Uit Noord Nederland.
De Maatschappij ‘de Toekomst’ hield Zondag 1e October, haar jaarlijksche algemeene vergadering te 's Hage onder voorzitterschap van den heer W.F.G. Nicolaï. Uit het door den secretaris, den heer D.M.H. Bolten, uitgebracht verslag bleek, dat het ledental bedroeg 398, aldus verdeeld: donateurs en donatrices 321, eereleden 27, leden van verdienste 5, werkende leden 43, nietwerkende leden 2, terwijl zich voor het nu begonnen jaar reeds 9 dames en heeren als donatrices en donateurs hebben opgegeven. Verder bracht de verslaggever hulde aan de nagedachtenis der eereleden en begunstigers, die de Maatschappij in het afgeloopen jaar door den dood werden ontnomen, en wel in de eerste plaats aan Z.K.H. Prins Frederik, wiens zedelijke en stoffelijke steun zooveel heeft bijgedragen tot den tegenwoordigen bloei dezer Maatschappij, en door wiens vorstelijke bijdragen de opbrengst harer concerten steeds een vrij aanzienlijk cijfer bereikte. In de tweede plaats aan het eerelid, wijlen jhr. mr. F.G.A. Gevers Deynoot, oud-burgemeester van 's Gravenhage, aan wien de Maatschappij zooveel te danken had; en eindelijk aan wijlen den heer F. Botgorschek, in leven ondervoorzitter der Maatschappij, wiens overlijden in het bestuur een leemte deed ontstaan, die, hoe voldoende ook aangevuld, toch nooit de verdiensten van den overledene jegens de Maatschappij ‘de Toekomst’ zal doen vergeten.

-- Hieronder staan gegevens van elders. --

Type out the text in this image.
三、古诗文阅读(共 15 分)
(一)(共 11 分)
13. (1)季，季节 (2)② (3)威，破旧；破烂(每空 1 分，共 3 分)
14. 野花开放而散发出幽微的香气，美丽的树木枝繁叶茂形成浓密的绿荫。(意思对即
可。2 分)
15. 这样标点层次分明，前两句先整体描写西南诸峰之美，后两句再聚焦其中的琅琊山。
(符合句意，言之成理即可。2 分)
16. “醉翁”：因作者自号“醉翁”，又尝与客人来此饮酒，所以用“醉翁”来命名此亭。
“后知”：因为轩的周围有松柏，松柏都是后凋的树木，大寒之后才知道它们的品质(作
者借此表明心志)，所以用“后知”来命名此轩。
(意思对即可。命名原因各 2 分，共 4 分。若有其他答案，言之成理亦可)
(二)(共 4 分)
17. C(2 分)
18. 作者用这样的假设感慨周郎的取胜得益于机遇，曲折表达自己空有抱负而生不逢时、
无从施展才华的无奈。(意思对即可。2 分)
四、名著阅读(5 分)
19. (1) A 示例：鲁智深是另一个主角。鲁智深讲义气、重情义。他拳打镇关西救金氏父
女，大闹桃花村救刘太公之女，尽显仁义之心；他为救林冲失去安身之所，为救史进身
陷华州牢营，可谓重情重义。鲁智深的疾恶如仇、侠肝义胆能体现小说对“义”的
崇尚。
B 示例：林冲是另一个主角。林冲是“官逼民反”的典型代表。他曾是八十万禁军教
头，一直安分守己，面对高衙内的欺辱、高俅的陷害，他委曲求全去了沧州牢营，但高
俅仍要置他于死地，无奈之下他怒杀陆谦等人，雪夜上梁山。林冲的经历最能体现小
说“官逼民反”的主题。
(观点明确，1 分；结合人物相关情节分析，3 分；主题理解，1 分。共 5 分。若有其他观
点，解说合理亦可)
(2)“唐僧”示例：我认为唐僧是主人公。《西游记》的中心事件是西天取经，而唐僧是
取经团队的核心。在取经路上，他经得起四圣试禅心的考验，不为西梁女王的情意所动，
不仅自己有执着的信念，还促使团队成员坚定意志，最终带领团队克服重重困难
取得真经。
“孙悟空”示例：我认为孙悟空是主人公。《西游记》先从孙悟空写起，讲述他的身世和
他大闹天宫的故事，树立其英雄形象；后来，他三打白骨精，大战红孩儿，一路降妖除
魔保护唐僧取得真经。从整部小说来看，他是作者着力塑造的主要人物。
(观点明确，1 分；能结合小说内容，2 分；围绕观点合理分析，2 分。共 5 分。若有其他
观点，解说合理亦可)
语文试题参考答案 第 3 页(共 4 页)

De heer B. toch was feitelijk de oprichter dezer Maatschappij; aan zijn tusschenkomst was het te danken, dat mevr. Jenny Lind-Goldschmidt er toe overging om een concert te geven, dat de eigenlijke grondslag werd, waarop sedert 27 jaren werd voortgebouwd, en waarvan zij gelukkig nog den tegenwoordigen bloei mag beleven. Dat de Maatschappij ‘de Toekomst’ den heer B. zeer ter harte ging, bewijst ook nog dat hij haar bij testamentaire beschikking een legaat, groot f. 200, vermaakte. Zijn
afsterven zal zich dan ook nog lang doen gevoelen, vooral onder de leden van het bestuur, die uit den aard der zaak meer intiem met hem in aanraking kwamen, en daarom ook beter dan ieder ander konden weten, dat hij altijd bereid was zich alle moeite te getroosten om den bloei der Maatschappij te verhoogen. Verder wijst het verslag op het verblijdend verschijnsel, dat in het afgeloopen jaar als donatrices en donateurs zijn toegetreden 9 dames en 21 heeren.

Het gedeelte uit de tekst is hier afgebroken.